I had a job interview for one of my dream jobs yesterday. I’ve actually went there for the second time. The first time they didn’t choose me so I wrote them after a month with a different email for the second time. They didn’t realise that it was me and I went again to a little job interview.
This time I felt so much more prepared and confident and I felt like I can rock this. But two days before my interview, I was so upset and anxious. I couldn’t sleep, I woke up in the middle of the night feeling so sick. The next day I was convinced that I am so sick, nearly too sick to go there. But I went and this time it was amazing. I got to know two amazing girls and we chatted before and after the interview. We laughed so much and I just thought working with these two is going to be so amazing.
Next day I got an email, they choosed someone else….. But they wrote to my first email not the second one for which I was invited again. So maybe they just realized it was me but on the other hand I think writing their for the second time and going to the interview with all your confidence should show how much you want that job. This was the first job I actually wanted.
I had a few jobs before but I didn’t want to have any of these. Going to work wasn’t so much fun, I just did it because I had to. And it involved a lot of crying if I am completely honest with you.
But failing for your dream job is shit! ( I’ve never used that sort of language…. But shit shit shit). I felt horrible today and just like I couldn’t do anything, I felt like a completely loser. And immediately I felt more sick and upset.
My amazing mum then convinced me to go outside and to go to the hairdresser with her and my little sister. I first really didn’t want to go outside but now I am so happy I did it. I feel so much better in my new hair and much more happier as in the morning, but yeah, I am just diappotinted.

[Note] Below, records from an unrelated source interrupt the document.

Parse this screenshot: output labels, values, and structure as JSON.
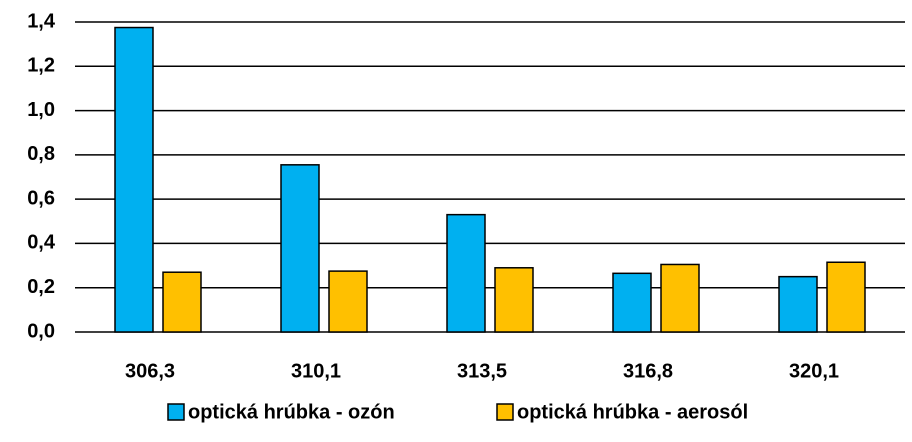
{
  "chart_data": {
    "type": "bar",
    "categories": [
      "306,3",
      "310,1",
      "313,5",
      "316,8",
      "320,1"
    ],
    "series": [
      {
        "name": "optická hrúbka - ozón",
        "color": "#00b0f0",
        "values": [
          1.375,
          0.755,
          0.53,
          0.265,
          0.25
        ]
      },
      {
        "name": "optická hrúbka - aerosól",
        "color": "#ffc000",
        "values": [
          0.27,
          0.275,
          0.29,
          0.305,
          0.315
        ]
      }
    ],
    "ylim": [
      0,
      1.4
    ],
    "yticks": [
      {
        "value": 0,
        "label": "0,0"
      },
      {
        "value": 0.2,
        "label": "0,2"
      },
      {
        "value": 0.4,
        "label": "0,4"
      },
      {
        "value": 0.6,
        "label": "0,6"
      },
      {
        "value": 0.8,
        "label": "0,8"
      },
      {
        "value": 1.0,
        "label": "1,0"
      },
      {
        "value": 1.2,
        "label": "1,2"
      },
      {
        "value": 1.4,
        "label": "1,4"
      }
    ],
    "grid": true,
    "legend": "bottom"
  }
}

The job wasn’t supposed to be a life time job, it was a little job but still, it sucks.
I never talk about something like this on my blog. I want to keep it positive and happy but at the same time I sometimes feel like you don’t really know much about me. So I wanted to share this. I hope your day was amazing!! And if not tomorrow is going to be so much better!
Also a massive thank you for Bea for surprising me with The Get to know Glücksgeist post. She told me that she’s going to upload it a little bit later but then decided to upload it on Monday. This really made me so much happier and gave me so much strength and I just felt so much better on the way to my interview. You are truly amazing Bea! And I am so happy you passed your test.
Thank you Cheila for making me smile with each of your comment. Thank you Abigail for your nice words under my interview with Bea. I love you guys.
Also a massive thank you to everyone who recently commented on my blog. To everyone who wrote that they liked my posts. I really needed it and I really appreciate it, thank you!